Mark Lawrence is one of my favorite new writers. I say new because I only started reading him in 2015. He's rapidly approaching Jim Butcher and Peter David levels of providing me with some of my most-consistently entertaining novels. Rare is the author who I look at and say, "Well, I'm going to enjoy what he writes no matter what it is." This is a fairly hefty bit of praise after three novels.
The Broken Empire Trilogy was an exceptionally good piece of writing even if I didn't exactly like where it finished. The rich complicated story of a prince turned murderous bandit turned military conqueror in a post-apocalyptic Europe really spoke to me and it's one of those rare series I'm probably going to read again. But could lightning strike twice?
It's a painful truth of the business that a lot of authors really only have one story in them and they spend their entire careers retelling it. Some of the best authors run their creation into the ground rather than quitting while their ahead. The knowledge there was a sequel to The Broken Empire series, except involving none of the previous characters, mood, or themes was a difficult sell to me. Was it better to leave well enough alone? So, what do I think?
Prince of Fools is really-really good. Exceptionally so, in fact.
Part of what I think makes the book work better than it can is Mark Lawrence goes out of his way to make a protagonist as unlike Prince Jorg as possible. Prince Jalan Kendeth, aside from being royalty, has almost nothing in common with his predecessor. Jorg was a hardened, tortured, genius Byronic hero who passionate dreams to rule the world. Prince Jalan, by contrast, is a soft spoiled rake whose dreams extend to living a life of excessive luxury without ever having to lift a finger to earn it.
And he's hilarious.
The novel follows Prince Jalan as events separate our anti-hero from his life of pampered luxury when a literal curse forces him to travel with a hardened Viking warrior back to Snorri's undead-ridden homeland. Snorri is exactly the opposite of Jalan in almost all respects: a devoted family-man and courageous warrior who is probably smart enough to realize his companion is worthless but too decent to bring it up after being accidentally saved by him.
Prince of Fools is, essentially, a buddy comedy and reminds me of a weird combination of the Flashman novels with The 13th Warrior. One might even say it's a Bob Hope and Bring Cosby road movie except Bob is played by Heath Ledger and Bing by Travis Fimmel. It's strange to have a series so outrageously funny set in the same world as one so outrageously grim but Mark Lawrence's comedic talents should not be underestimated. I was rolling on the floor laughing when I read poor Jalan's attempts to seduce the Queen of Ancrath within minutes of having been groin assaulted by her sister for the same.

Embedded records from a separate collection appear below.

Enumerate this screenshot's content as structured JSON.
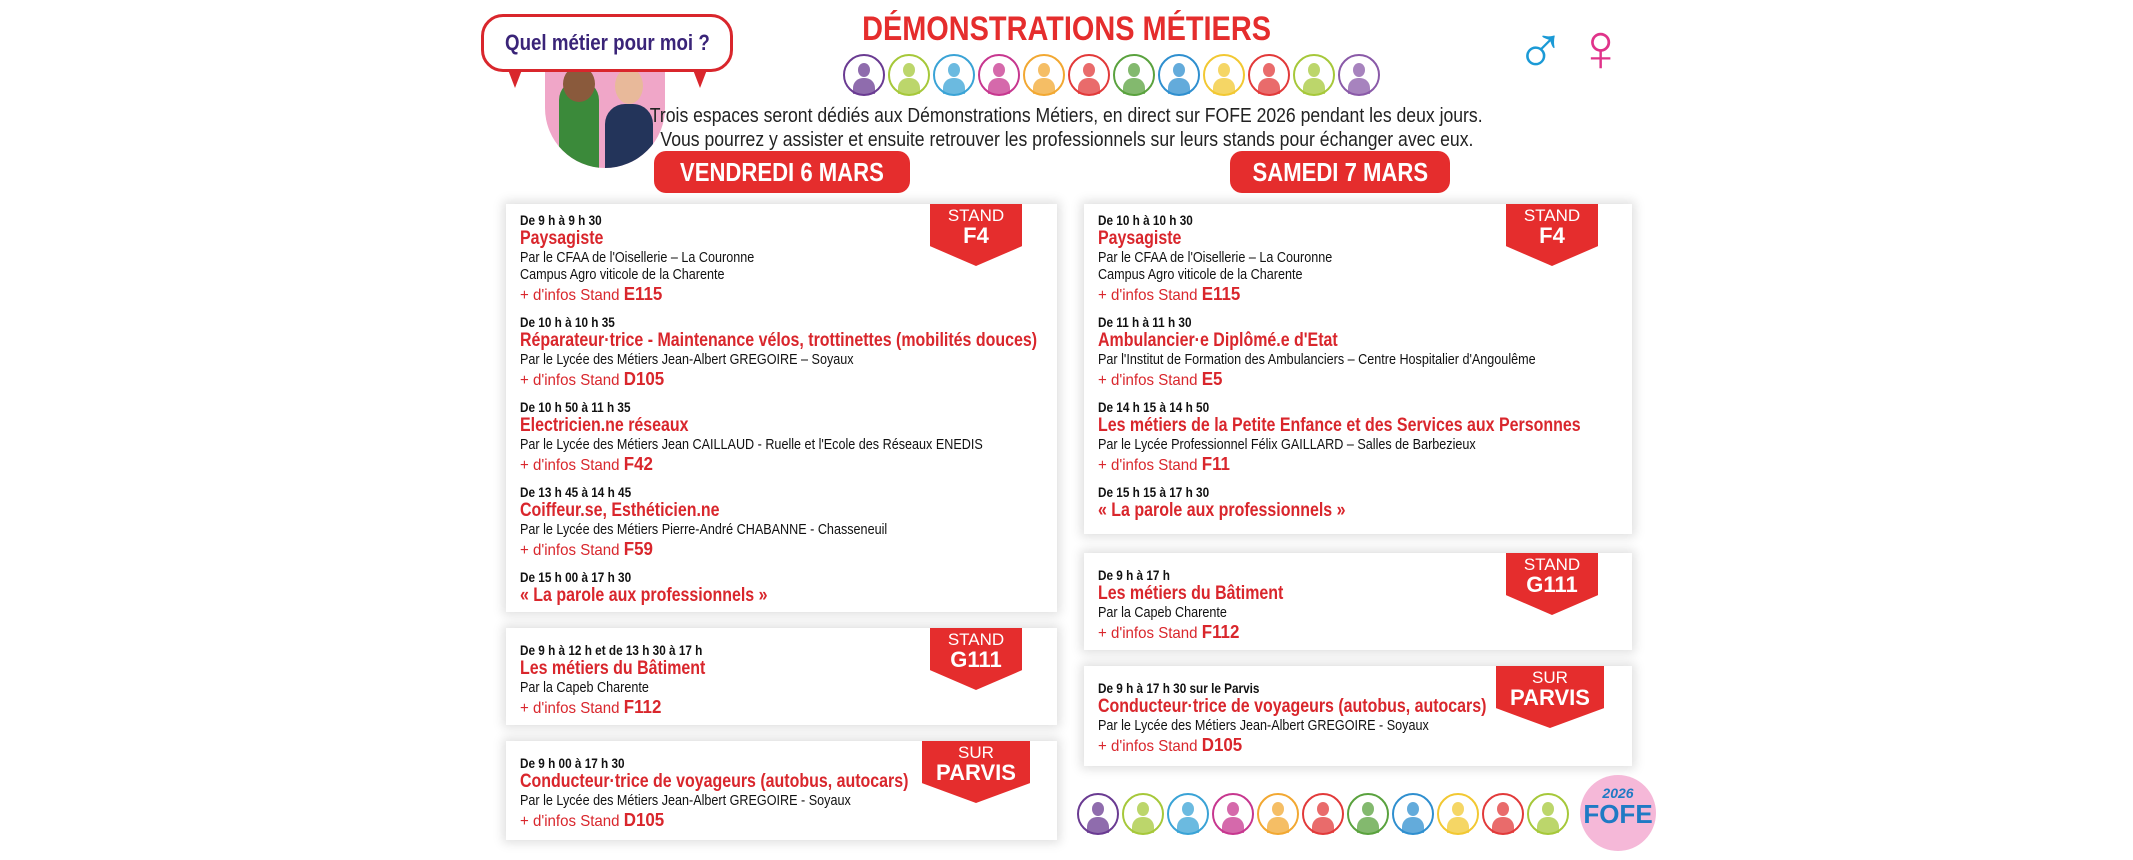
{
  "header": {
    "bubble": "Quel métier pour moi ?",
    "title": "DÉMONSTRATIONS MÉTIERS",
    "intro": [
      "Trois espaces seront dédiés aux Démonstrations Métiers, en direct sur FOFE 2026 pendant les deux jours.",
      "Vous pourrez y assister et ensuite retrouver les professionnels sur leurs stands pour échanger avec eux."
    ],
    "male_symbol": "♂",
    "female_symbol": "♀",
    "icon_colors": [
      "#6a3b92",
      "#a6c83a",
      "#3aa3d6",
      "#c7378f",
      "#f2a832",
      "#e23a3a",
      "#5aa23e",
      "#2f8fcf",
      "#f2c832",
      "#e23a3a",
      "#a6c83a",
      "#8a5aa8"
    ]
  },
  "colors": {
    "accent": "#e52d2d",
    "bubble_text": "#3a2478",
    "male": "#1b9ad6",
    "female": "#e0338a"
  },
  "days": [
    {
      "label": "VENDREDI 6 MARS",
      "boxes": [
        {
          "tag1": "STAND",
          "tag2": "F4",
          "entries": [
            {
              "time": "De 9 h à 9 h 30",
              "name": "Paysagiste",
              "desc": [
                "Par le CFAA de l'Oisellerie – La Couronne",
                "Campus Agro viticole de la Charente"
              ],
              "infos": "+ d'infos Stand ",
              "stand": "E115"
            },
            {
              "time": "De 10 h à 10 h 35",
              "name": "Réparateur·trice - Maintenance vélos, trottinettes (mobilités douces)",
              "desc": [
                "Par le Lycée des Métiers Jean-Albert GREGOIRE – Soyaux"
              ],
              "infos": "+ d'infos Stand ",
              "stand": "D105"
            },
            {
              "time": "De 10 h 50 à  11 h 35",
              "name": "Electricien.ne réseaux",
              "desc": [
                "Par le Lycée des Métiers Jean CAILLAUD - Ruelle et l'Ecole des Réseaux ENEDIS"
              ],
              "infos": "+ d'infos Stand ",
              "stand": "F42"
            },
            {
              "time": "De 13 h 45 à  14 h 45",
              "name": "Coiffeur.se, Esthéticien.ne",
              "desc": [
                "Par le Lycée des Métiers Pierre-André CHABANNE - Chasseneuil"
              ],
              "infos": "+ d'infos Stand ",
              "stand": "F59"
            },
            {
              "time": "De 15 h 00 à  17 h 30",
              "name": "« La parole aux professionnels »",
              "desc": [],
              "infos": "",
              "stand": ""
            }
          ]
        },
        {
          "tag1": "STAND",
          "tag2": "G111",
          "entries": [
            {
              "time": "De 9 h à 12 h et de 13 h 30 à 17 h",
              "name": "Les métiers du Bâtiment",
              "desc": [
                "Par la Capeb Charente"
              ],
              "infos": "+ d'infos Stand ",
              "stand": "F112"
            }
          ]
        },
        {
          "tag1": "SUR",
          "tag2": "PARVIS",
          "entries": [
            {
              "time": "De 9 h 00 à 17 h 30",
              "name": "Conducteur·trice de voyageurs (autobus, autocars)",
              "desc": [
                "Par le Lycée des Métiers Jean-Albert GREGOIRE - Soyaux"
              ],
              "infos": "+ d'infos Stand ",
              "stand": "D105"
            }
          ]
        }
      ]
    },
    {
      "label": "SAMEDI 7 MARS",
      "boxes": [
        {
          "tag1": "STAND",
          "tag2": "F4",
          "entries": [
            {
              "time": "De 10 h à 10 h 30",
              "name": "Paysagiste",
              "desc": [
                "Par le CFAA de l'Oisellerie – La Couronne",
                "Campus Agro viticole de la Charente"
              ],
              "infos": "+ d'infos Stand ",
              "stand": "E115"
            },
            {
              "time": "De 11 h à 11 h 30",
              "name": "Ambulancier·e Diplômé.e d'Etat",
              "desc": [
                "Par l'Institut de Formation des Ambulanciers – Centre Hospitalier d'Angoulême"
              ],
              "infos": "+ d'infos Stand ",
              "stand": "E5"
            },
            {
              "time": "De 14 h 15 à 14 h 50",
              "name": "Les métiers de la Petite Enfance et des Services aux Personnes",
              "desc": [
                "Par le Lycée Professionnel Félix GAILLARD – Salles de Barbezieux"
              ],
              "infos": "+ d'infos Stand ",
              "stand": "F11"
            },
            {
              "time": "De 15 h 15 à  17 h 30",
              "name": "« La parole aux professionnels »",
              "desc": [],
              "infos": "",
              "stand": ""
            }
          ]
        },
        {
          "tag1": "STAND",
          "tag2": "G111",
          "entries": [
            {
              "time": "De 9 h à 17 h",
              "name": "Les métiers du Bâtiment",
              "desc": [
                "Par la Capeb Charente"
              ],
              "infos": "+ d'infos Stand ",
              "stand": "F112"
            }
          ]
        },
        {
          "tag1": "SUR",
          "tag2": "PARVIS",
          "entries": [
            {
              "time": "De 9 h à 17 h 30 sur le Parvis",
              "name": "Conducteur·trice de voyageurs (autobus, autocars)",
              "desc": [
                "Par le Lycée des Métiers Jean-Albert GREGOIRE - Soyaux"
              ],
              "infos": "+ d'infos Stand ",
              "stand": "D105"
            }
          ]
        }
      ]
    }
  ],
  "footer": {
    "icon_colors": [
      "#6a3b92",
      "#a6c83a",
      "#3aa3d6",
      "#c7378f",
      "#f2a832",
      "#e23a3a",
      "#5aa23e",
      "#2f8fcf",
      "#f2c832",
      "#e23a3a",
      "#a6c83a"
    ],
    "logo_year": "2026",
    "logo_name": "FOFE"
  }
}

Despite the hilarity within, there's actually quite a bit of dark and tragic material as well. We get a glimpse into how the Dead King from Emperor of Thorns ran his empire and it is a terrible heartbreaking tale. I'm actually rather annoyed the books are dealing with a villain already "dealt with" but the fact neither Jalan or Snorri is going to destroy the Dark Lord is a point in the book's favor. This is a book about dealing with the affects of a Sauron-like figure's rule rather than overthrowing it. I won't spoil the book but the resolution to one of the major plots was expected yet moving.
Individuals interested in the world-building of Mark Lawrence's 100 Kingdoms will note that he gets into the backstories and cultures of several new kingdoms. Norway has reverted to paganism as well as its Pre-Medieval Viking culture yet it's arguable they're more advanced than anyone short of the most die-hard users of Builder-tech. I wasn't a huge fan of all the cameos in Ancrath City but, bluntly, they all turned out to be set-ups for hilarious jokes so I can't complain too much.
In conclusion, I recommend fans of The Broken Empire Trilogy pick up the first book of The Red Queen's War. There's a couple of injokes and references which newcomers won't get but I'd argue the book works entirely well on its own. It took me a bit to get into the narrator's worldview given he's such a colossal asshat but I rapidly grew to love him and suspect others readers will too.